To me i'd say its down to the user that tried to start the instance, and then waiting on the OP , everyone with access to the project shouldn't be notified IMO.

Failing to start because of user input seems like something that shouldn't be an event.

Failing to start because of a host issue seems like a warning (or what else are they for?)

jpnurmi commented 2 years ago

How to present the state and whether to distinguish the client's "own" operations is a matter of UX.

Exposing the state could be useful even for the LXC command line tool.
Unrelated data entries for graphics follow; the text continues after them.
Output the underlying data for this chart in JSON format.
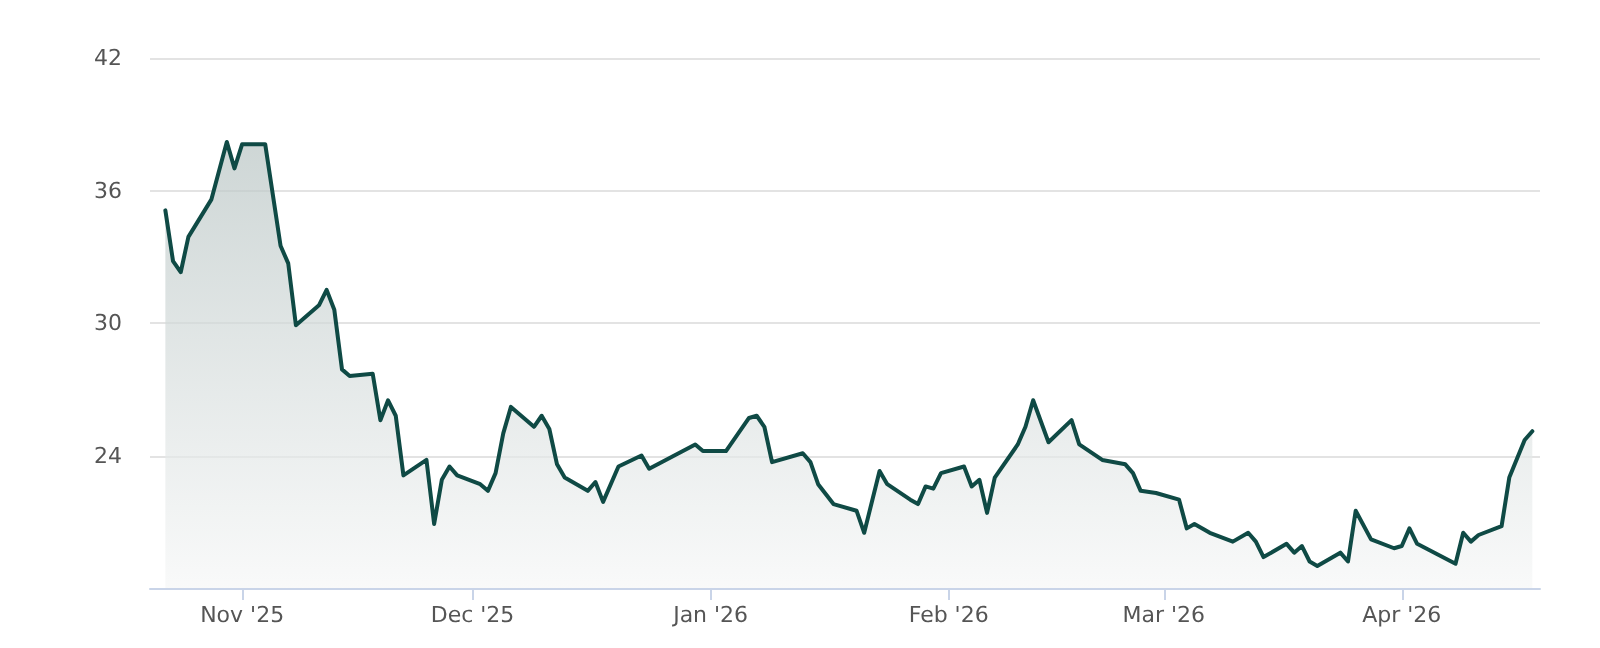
{
  "chart_data": {
    "type": "area",
    "color": "#0f4a45",
    "x": [
      "2025-10-22",
      "2025-10-23",
      "2025-10-24",
      "2025-10-25",
      "2025-10-28",
      "2025-10-30",
      "2025-10-31",
      "2025-11-01",
      "2025-11-04",
      "2025-11-06",
      "2025-11-07",
      "2025-11-08",
      "2025-11-11",
      "2025-11-12",
      "2025-11-13",
      "2025-11-14",
      "2025-11-15",
      "2025-11-18",
      "2025-11-19",
      "2025-11-20",
      "2025-11-21",
      "2025-11-22",
      "2025-11-25",
      "2025-11-26",
      "2025-11-27",
      "2025-11-28",
      "2025-11-29",
      "2025-12-02",
      "2025-12-03",
      "2025-12-04",
      "2025-12-05",
      "2025-12-06",
      "2025-12-09",
      "2025-12-10",
      "2025-12-11",
      "2025-12-12",
      "2025-12-13",
      "2025-12-16",
      "2025-12-17",
      "2025-12-18",
      "2025-12-20",
      "2025-12-23",
      "2025-12-24",
      "2025-12-30",
      "2025-12-31",
      "2026-01-03",
      "2026-01-06",
      "2026-01-07",
      "2026-01-08",
      "2026-01-09",
      "2026-01-13",
      "2026-01-14",
      "2026-01-15",
      "2026-01-17",
      "2026-01-20",
      "2026-01-21",
      "2026-01-23",
      "2026-01-24",
      "2026-01-27",
      "2026-01-28",
      "2026-01-29",
      "2026-01-30",
      "2026-01-31",
      "2026-02-03",
      "2026-02-04",
      "2026-02-05",
      "2026-02-06",
      "2026-02-07",
      "2026-02-10",
      "2026-02-11",
      "2026-02-12",
      "2026-02-14",
      "2026-02-17",
      "2026-02-18",
      "2026-02-21",
      "2026-02-24",
      "2026-02-25",
      "2026-02-26",
      "2026-02-28",
      "2026-03-03",
      "2026-03-04",
      "2026-03-05",
      "2026-03-07",
      "2026-03-10",
      "2026-03-12",
      "2026-03-13",
      "2026-03-14",
      "2026-03-17",
      "2026-03-18",
      "2026-03-19",
      "2026-03-20",
      "2026-03-21",
      "2026-03-24",
      "2026-03-25",
      "2026-03-26",
      "2026-03-28",
      "2026-03-31",
      "2026-04-01",
      "2026-04-02",
      "2026-04-03",
      "2026-04-08",
      "2026-04-09",
      "2026-04-10",
      "2026-04-11",
      "2026-04-14",
      "2026-04-15",
      "2026-04-17",
      "2026-04-18"
    ],
    "values": [
      35.1,
      32.8,
      32.3,
      33.9,
      35.6,
      38.2,
      37.0,
      38.1,
      38.1,
      33.5,
      32.7,
      29.9,
      30.8,
      31.5,
      30.6,
      27.9,
      27.6,
      27.7,
      25.6,
      26.5,
      25.8,
      23.1,
      23.8,
      20.9,
      22.9,
      23.5,
      23.1,
      22.7,
      22.4,
      23.2,
      25.0,
      26.2,
      25.3,
      25.8,
      25.2,
      23.6,
      23.0,
      22.4,
      22.8,
      21.9,
      23.5,
      24.0,
      23.4,
      24.5,
      24.2,
      24.2,
      25.7,
      25.8,
      25.3,
      23.7,
      24.1,
      23.7,
      22.7,
      21.8,
      21.5,
      20.5,
      23.3,
      22.7,
      22.0,
      21.8,
      22.6,
      22.5,
      23.2,
      23.5,
      22.6,
      22.9,
      21.4,
      23.0,
      24.5,
      25.3,
      26.5,
      24.6,
      25.6,
      24.5,
      23.8,
      23.6,
      23.2,
      22.4,
      22.3,
      22.0,
      20.7,
      20.9,
      20.5,
      20.1,
      20.5,
      20.1,
      19.4,
      20.0,
      19.6,
      19.9,
      19.2,
      19.0,
      19.6,
      19.2,
      21.5,
      20.2,
      19.8,
      19.9,
      20.7,
      20.0,
      19.1,
      20.5,
      20.1,
      20.4,
      20.8,
      23.0,
      24.7,
      25.1
    ],
    "xlim": [
      "2025-10-20",
      "2026-04-19"
    ],
    "xticks": [
      {
        "value": "2025-11-01",
        "label": "Nov '25"
      },
      {
        "value": "2025-12-01",
        "label": "Dec '25"
      },
      {
        "value": "2026-01-01",
        "label": "Jan '26"
      },
      {
        "value": "2026-02-01",
        "label": "Feb '26"
      },
      {
        "value": "2026-03-01",
        "label": "Mar '26"
      },
      {
        "value": "2026-04-01",
        "label": "Apr '26"
      }
    ],
    "ylim": [
      18,
      42
    ],
    "yticks": [
      24,
      30,
      36,
      42
    ],
    "grid": "y",
    "marker": "none",
    "line_style": "solid"
  }
}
For example, instead of hanging, lxc stop could guide the user or perhaps even offer to force-stop an instance that the server is already attempting to stop.

turtle0x1 commented 2 years ago

client's "own" operations is a matter of UX.

Kinda, still relying on LXD to tell you the originator of the request (or your own struct which ... meh), only really works if your issuing a cert per user that's "logged in" to compare against (which I would argue is probably rarer in the case of web interfaces as they dont need a cert as its effectively a proxy).

Cant really comment on the LXC CLI, assume it would require them to start listening on the events socket after the fact (which may take longer than the OP and become racy).